# 14.2 pound bass on the fly



## hard over and hooked up (Jul 11, 2011)

Caught on a 5 weight in a back pond at the ranch she was released to fight another day


----------



## That Robbie Guy (Aug 11, 2009)

Daaang - that's a hog!


----------



## SuperYak (Sep 21, 2012)

Nice bass!!

Can you post a pic of the fly that she ate?


----------



## FishBurd27 (Sep 18, 2012)

Is it just me or does that fish look awful plasticy/stiff and not very wet..? 

Monster fish though! congrats


----------



## snapperlicious (Aug 11, 2009)

Daaaang, nice fish!


----------



## Kody Emmert (Oct 5, 2007)

FishBurd27 said:


> Is it just me or does that fish look awful plasticy/stiff and not very wet..?
> 
> Monster fish though! congrats


I agree....


----------



## willeye (Mar 2, 2007)

Where is said ranch? Lol very nice bass.


----------



## Fish&Chips (Jan 27, 2012)

Very nice fish.


----------



## hard over and hooked up (Jul 11, 2011)

It looks plastic because it is I caught her last spring. I took measurements and had a taxidermy in Pasadena make a mount which I must say they did an awesome job. its a shame I didn't have a camera when she was pulled out. I will post a picture of the fly when I get back down there.


----------



## rodriga (May 11, 2009)

Yup...to perfect of a pose by the fish!


----------



## twoiron (Feb 15, 2010)

good lord that is a beast.. fighting a 14 pound bass on a 5wt must have been epic..


----------



## mikedeleon (Aug 9, 2010)

You posted a sideways picture of a replica fish caught in a pond?


----------



## justinsfa (Mar 28, 2009)

mikedeleon said:


> You posted a sideways picture of a replica fish caught in a pond?

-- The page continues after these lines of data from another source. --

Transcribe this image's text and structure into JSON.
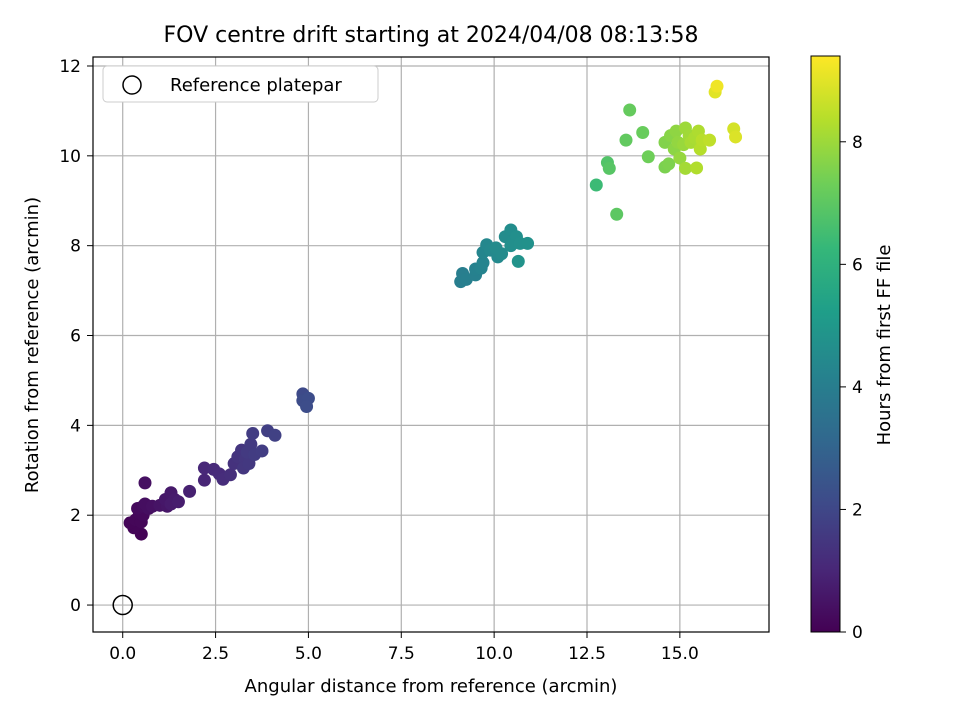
{
  "chart_data": {
    "type": "scatter",
    "title": "FOV centre drift starting at 2024/04/08 08:13:58",
    "xlabel": "Angular distance from reference (arcmin)",
    "ylabel": "Rotation from reference (arcmin)",
    "xlim": [
      -0.8,
      17.4
    ],
    "ylim": [
      -0.6,
      12.2
    ],
    "xticks": [
      0.0,
      2.5,
      5.0,
      7.5,
      10.0,
      12.5,
      15.0
    ],
    "xtick_labels": [
      "0.0",
      "2.5",
      "5.0",
      "7.5",
      "10.0",
      "12.5",
      "15.0"
    ],
    "yticks": [
      0,
      2,
      4,
      6,
      8,
      10,
      12
    ],
    "ytick_labels": [
      "0",
      "2",
      "4",
      "6",
      "8",
      "10",
      "12"
    ],
    "grid": true,
    "legend": {
      "position": "top-left",
      "entries": [
        {
          "label": "Reference platepar",
          "marker": "open-circle"
        }
      ]
    },
    "reference_point": {
      "x": 0.0,
      "y": 0.0
    },
    "colorbar": {
      "label": "Hours from first FF file",
      "colormap": "viridis",
      "range": [
        0,
        9.4
      ],
      "ticks": [
        0,
        2,
        4,
        6,
        8
      ],
      "tick_labels": [
        "0",
        "2",
        "4",
        "6",
        "8"
      ]
    },
    "colormap_stops": [
      "#440154",
      "#482878",
      "#3e4a89",
      "#31688e",
      "#26828e",
      "#1f9e89",
      "#35b779",
      "#6ece58",
      "#b5de2b",
      "#fde725"
    ],
    "points": [
      {
        "x": 0.5,
        "y": 1.58,
        "c": 0.05
      },
      {
        "x": 0.3,
        "y": 1.72,
        "c": 0.1
      },
      {
        "x": 0.2,
        "y": 1.83,
        "c": 0.1
      },
      {
        "x": 0.35,
        "y": 1.9,
        "c": 0.15
      },
      {
        "x": 0.5,
        "y": 1.85,
        "c": 0.15
      },
      {
        "x": 0.45,
        "y": 2.05,
        "c": 0.2
      },
      {
        "x": 0.55,
        "y": 2.0,
        "c": 0.2
      },
      {
        "x": 0.4,
        "y": 2.15,
        "c": 0.25
      },
      {
        "x": 0.55,
        "y": 2.2,
        "c": 0.3
      },
      {
        "x": 0.7,
        "y": 2.15,
        "c": 0.35
      },
      {
        "x": 0.6,
        "y": 2.25,
        "c": 0.35
      },
      {
        "x": 0.8,
        "y": 2.2,
        "c": 0.4
      },
      {
        "x": 0.6,
        "y": 2.72,
        "c": 0.4
      },
      {
        "x": 1.0,
        "y": 2.22,
        "c": 0.5
      },
      {
        "x": 1.2,
        "y": 2.2,
        "c": 0.55
      },
      {
        "x": 1.15,
        "y": 2.35,
        "c": 0.6
      },
      {
        "x": 1.3,
        "y": 2.5,
        "c": 0.65
      },
      {
        "x": 1.4,
        "y": 2.35,
        "c": 0.7
      },
      {
        "x": 1.3,
        "y": 2.25,
        "c": 0.7
      },
      {
        "x": 1.5,
        "y": 2.3,
        "c": 0.75
      },
      {
        "x": 1.8,
        "y": 2.53,
        "c": 0.85
      },
      {
        "x": 2.2,
        "y": 2.78,
        "c": 1.0
      },
      {
        "x": 2.2,
        "y": 3.05,
        "c": 1.05
      },
      {
        "x": 2.45,
        "y": 3.02,
        "c": 1.1
      },
      {
        "x": 2.6,
        "y": 2.92,
        "c": 1.15
      },
      {
        "x": 2.7,
        "y": 2.8,
        "c": 1.2
      },
      {
        "x": 2.9,
        "y": 2.9,
        "c": 1.25
      },
      {
        "x": 3.0,
        "y": 3.15,
        "c": 1.35
      },
      {
        "x": 3.1,
        "y": 3.3,
        "c": 1.4
      },
      {
        "x": 3.2,
        "y": 3.45,
        "c": 1.45
      },
      {
        "x": 3.3,
        "y": 3.25,
        "c": 1.5
      },
      {
        "x": 3.25,
        "y": 3.05,
        "c": 1.5
      },
      {
        "x": 3.4,
        "y": 3.15,
        "c": 1.55
      },
      {
        "x": 3.35,
        "y": 3.4,
        "c": 1.6
      },
      {
        "x": 3.45,
        "y": 3.58,
        "c": 1.6
      },
      {
        "x": 3.5,
        "y": 3.82,
        "c": 1.65
      },
      {
        "x": 3.55,
        "y": 3.35,
        "c": 1.65
      },
      {
        "x": 3.75,
        "y": 3.43,
        "c": 1.7
      },
      {
        "x": 3.9,
        "y": 3.88,
        "c": 1.75
      },
      {
        "x": 4.1,
        "y": 3.78,
        "c": 1.8
      },
      {
        "x": 4.85,
        "y": 4.7,
        "c": 2.1
      },
      {
        "x": 4.85,
        "y": 4.55,
        "c": 2.15
      },
      {
        "x": 5.0,
        "y": 4.6,
        "c": 2.2
      },
      {
        "x": 4.95,
        "y": 4.42,
        "c": 2.2
      },
      {
        "x": 9.1,
        "y": 7.2,
        "c": 4.0
      },
      {
        "x": 9.15,
        "y": 7.38,
        "c": 4.0
      },
      {
        "x": 9.25,
        "y": 7.25,
        "c": 4.05
      },
      {
        "x": 9.5,
        "y": 7.35,
        "c": 4.1
      },
      {
        "x": 9.5,
        "y": 7.48,
        "c": 4.15
      },
      {
        "x": 9.65,
        "y": 7.5,
        "c": 4.2
      },
      {
        "x": 9.7,
        "y": 7.62,
        "c": 4.25
      },
      {
        "x": 9.7,
        "y": 7.85,
        "c": 4.3
      },
      {
        "x": 9.8,
        "y": 8.02,
        "c": 4.35
      },
      {
        "x": 9.9,
        "y": 7.9,
        "c": 4.4
      },
      {
        "x": 10.1,
        "y": 7.75,
        "c": 4.45
      },
      {
        "x": 10.05,
        "y": 7.95,
        "c": 4.5
      },
      {
        "x": 10.2,
        "y": 7.82,
        "c": 4.5
      },
      {
        "x": 10.3,
        "y": 8.2,
        "c": 4.55
      },
      {
        "x": 10.45,
        "y": 8.35,
        "c": 4.6
      },
      {
        "x": 10.5,
        "y": 8.1,
        "c": 4.6
      },
      {
        "x": 10.6,
        "y": 8.2,
        "c": 4.65
      },
      {
        "x": 10.45,
        "y": 8.0,
        "c": 4.65
      },
      {
        "x": 10.7,
        "y": 8.05,
        "c": 4.7
      },
      {
        "x": 10.9,
        "y": 8.05,
        "c": 4.75
      },
      {
        "x": 10.65,
        "y": 7.65,
        "c": 4.8
      },
      {
        "x": 12.75,
        "y": 9.35,
        "c": 6.4
      },
      {
        "x": 13.05,
        "y": 9.85,
        "c": 6.8
      },
      {
        "x": 13.1,
        "y": 9.72,
        "c": 6.9
      },
      {
        "x": 13.3,
        "y": 8.7,
        "c": 7.0
      },
      {
        "x": 13.55,
        "y": 10.35,
        "c": 7.1
      },
      {
        "x": 13.65,
        "y": 11.02,
        "c": 7.15
      },
      {
        "x": 14.0,
        "y": 10.52,
        "c": 7.2
      },
      {
        "x": 14.15,
        "y": 9.98,
        "c": 7.3
      },
      {
        "x": 14.6,
        "y": 9.75,
        "c": 7.5
      },
      {
        "x": 14.7,
        "y": 9.82,
        "c": 7.55
      },
      {
        "x": 14.6,
        "y": 10.3,
        "c": 7.6
      },
      {
        "x": 14.75,
        "y": 10.45,
        "c": 7.7
      },
      {
        "x": 14.85,
        "y": 10.15,
        "c": 7.75
      },
      {
        "x": 14.9,
        "y": 10.55,
        "c": 7.8
      },
      {
        "x": 14.95,
        "y": 10.3,
        "c": 7.85
      },
      {
        "x": 15.0,
        "y": 9.95,
        "c": 7.9
      },
      {
        "x": 15.1,
        "y": 10.25,
        "c": 7.95
      },
      {
        "x": 15.15,
        "y": 10.62,
        "c": 8.0
      },
      {
        "x": 15.25,
        "y": 10.45,
        "c": 8.05
      },
      {
        "x": 15.15,
        "y": 9.72,
        "c": 8.1
      },
      {
        "x": 15.3,
        "y": 10.3,
        "c": 8.15
      },
      {
        "x": 15.4,
        "y": 10.4,
        "c": 8.2
      },
      {
        "x": 15.5,
        "y": 10.55,
        "c": 8.25
      },
      {
        "x": 15.45,
        "y": 9.73,
        "c": 8.3
      },
      {
        "x": 15.55,
        "y": 10.15,
        "c": 8.35
      },
      {
        "x": 15.6,
        "y": 10.35,
        "c": 8.4
      },
      {
        "x": 15.8,
        "y": 10.35,
        "c": 8.5
      },
      {
        "x": 15.95,
        "y": 11.42,
        "c": 9.0
      },
      {
        "x": 16.0,
        "y": 11.55,
        "c": 9.2
      },
      {
        "x": 16.45,
        "y": 10.6,
        "c": 8.8
      },
      {
        "x": 16.5,
        "y": 10.42,
        "c": 8.9
      }
    ]
  }
}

Complete with a fly rod as a prop.... lolol


----------



## Joe. T. (Jun 7, 2008)

does this make u2 happy?


----------



## southtexasreds (Jun 8, 2009)

Great fish!! Congrats!!


----------



## Fishin' Soldier (Dec 25, 2007)

Sinnce this was planned i woulda chose better attire for my picture tho..

Go Texas!


----------



## miguel4 (Aug 12, 2005)

> i woulda chose better attire for my picture tho..


 Agroids: no taste!


----------



## 808Ryan (Feb 28, 2011)

thing is a pig though, what fly?


----------



## foxtrot (Oct 24, 2012)

Beast of a fish. Must be some sort of line class record? What pd was your leader?


----------



## texasflycaster (Jun 16, 2009)

OK, Somehow this cracks me up. Catch it in a public water and it's a state record.


----------